The Pension Reform Act states that surcharges previously implemented by the PPA and applicable to plans in critical status shall be disregarded when determining an employer’s allocation of unfunded vested benefits and in determining an employer’s highest contribution rate for the purposes of calculating that employer’s withdrawal liability and the employer’s schedule of periodic withdrawal liability payments to the plan, except in certain circumstances. Also, the Pension Reform Act provides that any increase in the contribution rate or other increase in contribution requirements, unless because of increased levels of work, employment, or periods for which compensation is provided, under a plan’s funding improvement or rehabilitation plan shall also be disregarded in the aforementioned withdrawal liability calculations.

Upon a plan’s emergence from critical or endangered status, such contribution increases are used for the withdrawal liability calculation, except in determining the highest contribution rate and an employer’s withdrawal liability payment schedule for the plan years during which the plan was in endangered or critical status.

The PBGC is charged with proscribing simplified methods for the application of this amendment in determining withdrawal liability.

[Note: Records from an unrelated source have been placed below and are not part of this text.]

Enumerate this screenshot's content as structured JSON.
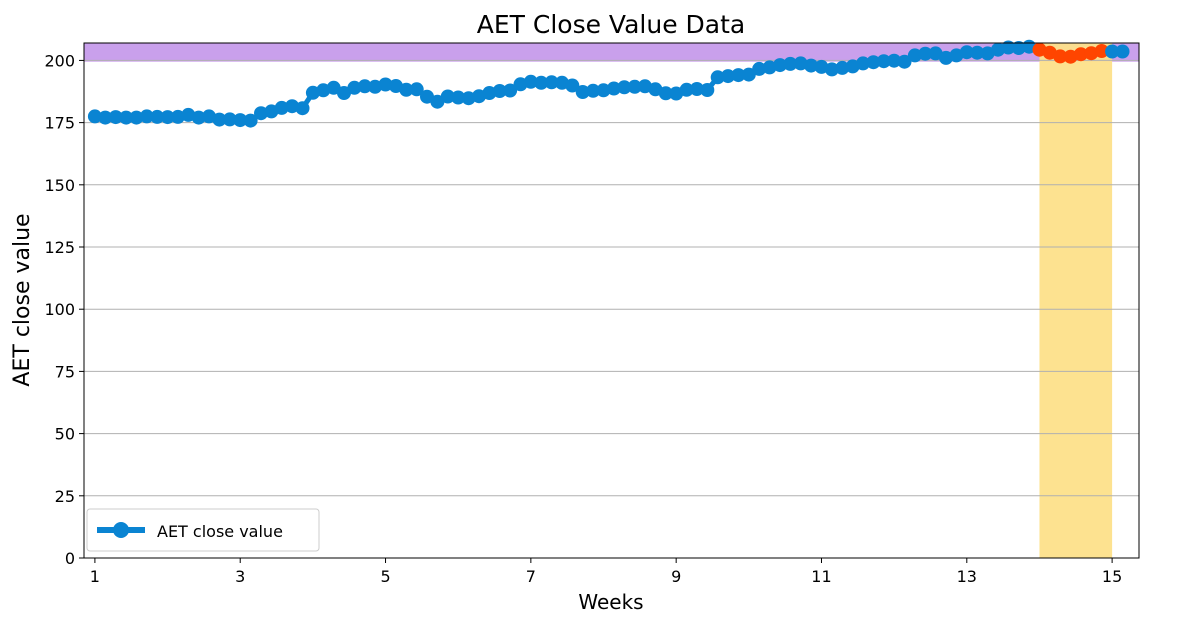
{
  "chart_data": {
    "type": "line",
    "title": "AET Close Value Data",
    "xlabel": "Weeks",
    "ylabel": "AET close value",
    "xlim": [
      0.85,
      15.37
    ],
    "ylim": [
      0,
      207
    ],
    "x_ticks": [
      1,
      3,
      5,
      7,
      9,
      11,
      13,
      15
    ],
    "y_ticks": [
      0,
      25,
      50,
      75,
      100,
      125,
      150,
      175,
      200
    ],
    "grid": "horizontal",
    "legend": {
      "position": "bottom-left",
      "entries": [
        "AET close value"
      ]
    },
    "colors": {
      "series": "#0a84d2",
      "highlight_points": "#ff4500",
      "band_horizontal": "#c9a0ec",
      "band_vertical": "#fde08a"
    },
    "horizontal_band": {
      "y_from": 199.5,
      "y_to": 207
    },
    "vertical_band": {
      "x_from": 14.0,
      "x_to": 15.0
    },
    "series": [
      {
        "name": "AET close value",
        "x": [
          1.0,
          1.143,
          1.286,
          1.429,
          1.571,
          1.714,
          1.857,
          2.0,
          2.143,
          2.286,
          2.429,
          2.571,
          2.714,
          2.857,
          3.0,
          3.143,
          3.286,
          3.429,
          3.571,
          3.714,
          3.857,
          4.0,
          4.143,
          4.286,
          4.429,
          4.571,
          4.714,
          4.857,
          5.0,
          5.143,
          5.286,
          5.429,
          5.571,
          5.714,
          5.857,
          6.0,
          6.143,
          6.286,
          6.429,
          6.571,
          6.714,
          6.857,
          7.0,
          7.143,
          7.286,
          7.429,
          7.571,
          7.714,
          7.857,
          8.0,
          8.143,
          8.286,
          8.429,
          8.571,
          8.714,
          8.857,
          9.0,
          9.143,
          9.286,
          9.429,
          9.571,
          9.714,
          9.857,
          10.0,
          10.143,
          10.286,
          10.429,
          10.571,
          10.714,
          10.857,
          11.0,
          11.143,
          11.286,
          11.429,
          11.571,
          11.714,
          11.857,
          12.0,
          12.143,
          12.286,
          12.429,
          12.571,
          12.714,
          12.857,
          13.0,
          13.143,
          13.286,
          13.429,
          13.571,
          13.714,
          13.857,
          14.0,
          14.143,
          14.286,
          14.429,
          14.571,
          14.714,
          14.857,
          15.0,
          15.143
        ],
        "values": [
          177.5,
          177.0,
          177.2,
          177.0,
          177.0,
          177.5,
          177.3,
          177.2,
          177.3,
          178.1,
          177.0,
          177.5,
          176.2,
          176.3,
          176.0,
          175.8,
          178.8,
          179.5,
          180.9,
          181.6,
          180.8,
          187.0,
          188.0,
          189.0,
          186.9,
          189.0,
          189.6,
          189.4,
          190.3,
          189.7,
          188.2,
          188.4,
          185.4,
          183.4,
          185.5,
          185.1,
          184.8,
          185.6,
          186.9,
          187.7,
          187.9,
          190.4,
          191.4,
          191.0,
          191.2,
          191.0,
          189.9,
          187.3,
          187.8,
          188.0,
          188.7,
          189.2,
          189.4,
          189.6,
          188.4,
          186.8,
          186.7,
          188.2,
          188.5,
          188.1,
          193.2,
          193.7,
          194.1,
          194.3,
          196.6,
          197.2,
          198.1,
          198.6,
          198.8,
          197.9,
          197.4,
          196.4,
          197.0,
          197.6,
          198.8,
          199.3,
          199.7,
          199.9,
          199.5,
          202.0,
          202.7,
          202.8,
          201.0,
          202.0,
          203.3,
          203.1,
          202.8,
          204.3,
          205.2,
          205.0,
          205.5,
          204.3,
          203.1,
          201.6,
          201.5,
          202.5,
          202.9,
          203.8,
          203.6,
          203.6
        ]
      }
    ],
    "highlighted_range": {
      "x_from": 14.0,
      "x_to": 14.857,
      "color": "highlight_points"
    }
  }
}
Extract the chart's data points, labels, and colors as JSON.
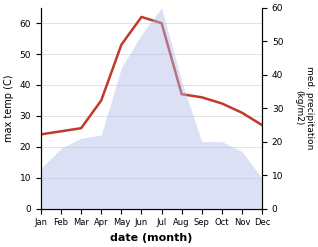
{
  "months": [
    "Jan",
    "Feb",
    "Mar",
    "Apr",
    "May",
    "Jun",
    "Jul",
    "Aug",
    "Sep",
    "Oct",
    "Nov",
    "Dec"
  ],
  "temperature": [
    24,
    25,
    26,
    35,
    53,
    62,
    60,
    37,
    36,
    34,
    31,
    27
  ],
  "precipitation": [
    12,
    18,
    21,
    22,
    42,
    52,
    60,
    38,
    20,
    20,
    17,
    9
  ],
  "temp_color": "#c0392b",
  "precip_color": "#b0bce8",
  "ylabel_left": "max temp (C)",
  "ylabel_right": "med. precipitation\n(kg/m2)",
  "xlabel": "date (month)",
  "ylim_left": [
    0,
    65
  ],
  "ylim_right": [
    0,
    60
  ],
  "yticks_left": [
    0,
    10,
    20,
    30,
    40,
    50,
    60
  ],
  "yticks_right": [
    0,
    10,
    20,
    30,
    40,
    50,
    60
  ],
  "background_color": "#ffffff"
}
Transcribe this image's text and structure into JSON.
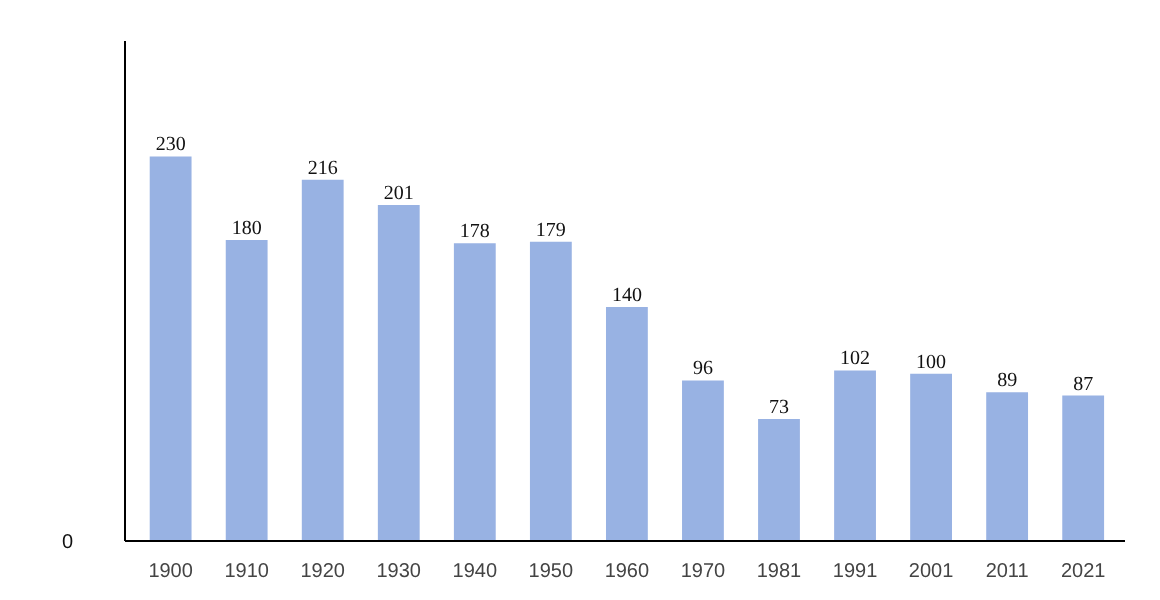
{
  "chart_data": {
    "type": "bar",
    "categories": [
      "1900",
      "1910",
      "1920",
      "1930",
      "1940",
      "1950",
      "1960",
      "1970",
      "1981",
      "1991",
      "2001",
      "2011",
      "2021"
    ],
    "values": [
      230,
      180,
      216,
      201,
      178,
      179,
      140,
      96,
      73,
      102,
      100,
      89,
      87
    ],
    "color": "#98b2e3",
    "data_labels": true,
    "annotations": [
      "0"
    ]
  }
}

Further, this amendment shall apply to benefit reductions and increases in the contribution rate or other required contribution increases that go into effect during plan years beginning after December 31, 2014 and to surcharges for which the obligation accrues on or after December 31, 2014. 

Qualified Preretirement Survivor Annuity (QPSA) Guarantees

The Pension Reform Act requires the PBGC to guarantee a plan’s payment of QPSAs for spouses who are living as of the Act’s enactment date, which will be retroactive to participants’ deaths on or after January 1, 1985.

Increase in Plan Disclosure Requirements

The Pension Reform Act clarifies and expands the scope of a plan’s information disclosure requirements upon request by a plan participant, beneficiary, employee representative, or contributing employer.

Increase in PBGC Premiums

The Pension Reform Act increased the per-capita PBGC premiums from the current rate of $12 per capita to $26 per capita, beginning in calendar year 2015. Thereafter, the PBGC will report to Congress no later than June 1, 2016 as to whether the premium levels enacted are sufficient to meet the basic benefit guarantee obligations for the 10- and 20-year periods beginning in 2015. If the PBGC report concludes that premium levels are insufficient, the PBGC must propose a schedule of revised premiums.